In the Container Settings area, click Basic Info, set NPU Quota to Complete NPU allocation, and select the chip type and quantity. CCE will allocate NPU resources to the container based on the settings.

Figure 1 Enabling complete NPU allocation
Configure other parameters by referring to Creating a Workload. After completing the settings, click Create Workload in the lower right corner. When the workload changes to the Running state, it is created.

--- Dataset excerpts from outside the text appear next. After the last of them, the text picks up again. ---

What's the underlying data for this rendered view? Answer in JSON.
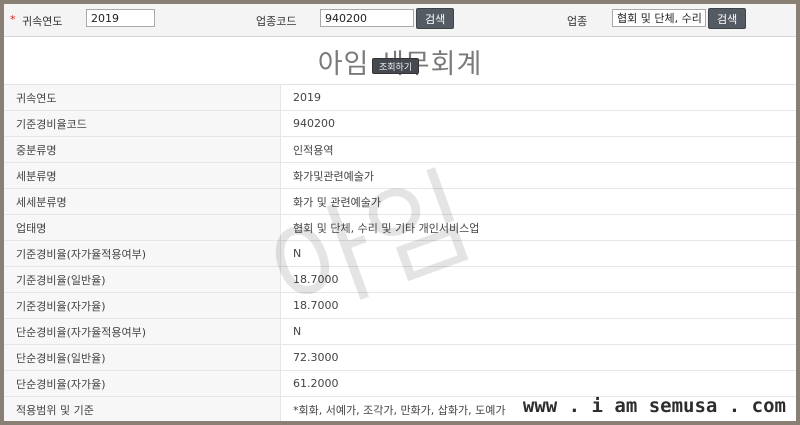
{
  "search": {
    "required_mark": "*",
    "year_label": "귀속연도",
    "year_value": "2019",
    "code_label": "업종코드",
    "code_value": "940200",
    "code_search_button": "검색",
    "industry_label": "업종",
    "industry_value": "협회 및 단체, 수리",
    "industry_search_button": "검색"
  },
  "title": {
    "brand": "아임 세무회계",
    "query_button": "조회하기"
  },
  "table": {
    "rows": [
      {
        "key": "귀속연도",
        "value": "2019"
      },
      {
        "key": "기준경비율코드",
        "value": "940200"
      },
      {
        "key": "중분류명",
        "value": "인적용역"
      },
      {
        "key": "세분류명",
        "value": "화가및관련예술가"
      },
      {
        "key": "세세분류명",
        "value": "화가 및 관련예술가"
      },
      {
        "key": "업태명",
        "value": "협회 및 단체, 수리 및 기타 개인서비스업"
      },
      {
        "key": "기준경비율(자가율적용여부)",
        "value": "N"
      },
      {
        "key": "기준경비율(일반율)",
        "value": "18.7000"
      },
      {
        "key": "기준경비율(자가율)",
        "value": "18.7000"
      },
      {
        "key": "단순경비율(자가율적용여부)",
        "value": "N"
      },
      {
        "key": "단순경비율(일반율)",
        "value": "72.3000"
      },
      {
        "key": "단순경비율(자가율)",
        "value": "61.2000"
      },
      {
        "key": "적용범위 및 기준",
        "value": "*회화, 서예가, 조각가, 만화가, 삽화가, 도예가"
      }
    ]
  },
  "watermark_text": "아임",
  "footer": {
    "site": "www . i am semusa . com"
  },
  "colors": {
    "frame": "#8a7f74",
    "button": "#555b63",
    "required": "#dd2222"
  }
}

Use kubectl to access the cluster.

Run the following command to create a YAML file that requests full NPU allocation for a workload:

vim npu-app.yaml

Example file content:

kind: Deployment
apiVersion: apps/v1
metadata:
  name: npu-test
  namespace: default
spec:
  replicas: 1
  selector:
    matchLabels:
      app: npu-test
  template:
    metadata:
      labels:
        app: npu-test
    spec:
      nodeSelector:      # (Optional) After this parameter is specified, the workload pod can be scheduled to a node with the required NPU resources.
        accelerator/huawei-npu: ascend-310
      containers:
        - name: container-0
          image: nginx:perl
          env:
          - name: LD_LIBRARY_PATH  # Configure environment variable. It is used to specify the search path of the dynamic link library (DLL) to ensure that CCE can correctly load the required DLL file when running NPU-related applications.
            value: "/usr/local/HiAI/driver/lib64:/usr/local/Ascend/driver/lib64/common:/usr/local/Ascend/driver/lib64/driver:/usr/local/Ascend/driver/lib64"
          resources:
            limits:
              cpu: 250m
              huawei.com/ascend-310: '1' 
              memory: 512Mi
            requests:
              cpu: 250m
              huawei.com/ascend-310: '1'
              memory: 512Mi        
      imagePullSecrets:
      - name: default-secret

nodeSelector: (Optional) specifies a node selector. After this parameter is specified, a workload pod can be scheduled to a node with the required NPU resources. If not specified, CCE automatically assigns the pod to an available NPU node.
Obtain nodes with a specified label:
```
kubectl get node -L accelerator/huawei-npu
```
Information similar to the following is displayed, where the information in bold is the label value:
```
NAME           STATUS   ROLES    AGE     VERSION                                    HUAWEI-NPU
10.100.2.59    Ready    <none>   2m18s   v1.19.10-r0-CCE21.11.1.B006-21.11.1.B006   ascend-310
```
The types of NPU chips that are supported for containers are listed below. As shown in the YAML file, you can specify the NPU chip type and quantity using resources.limits. The number of NPU chips must be a positive integer.
- Ascend Snt3: specified by the huawei.com/ascend-310 field.
- Ascend Snt9: specified by the huawei.com/ascend-1980 field. To use this type of NPU chips, install the Volcano add-on in advance. For details, see Volcano Scheduler.
  
  When specifying the number of NPU chips, ensure that the values of requests and limits are the same.

Create the workload.
```
kubectl apply -f npu-app.yaml
```
If information similar to the following is displayed, the workload has been created:
```
deployment.apps/npu-test created
```

View the created pod.

kubectl get pod -n default

Information similar to the following is displayed:

NAME                      READY   STATUS    RESTARTS   AGE
npu-test-6bdb4d7cb-pmtc2   1/1     Running   0          21s

Access the container.

kubectl -n default exec -it npu-test-6bdb4d7cb-pmtc2 -c container-0 -- /bin/bash

Check whether the NPU has been allocated to the container.
```
npu-smi info
```
The command output shows that the NPU whose chip ID is 13 has been mounted to the container.

NPU Fault Isolation

The CCE AI Suite (Ascend NPU) add-on monitors the health status of NPUs and communicates with kubelet when a device is detected as unhealthy. kubelet removes the device from the available list, preventing the scheduling of the NPU resources. Once the device recovers, the add-on updates kubelet on its health status, making the device available for use in CCE once again.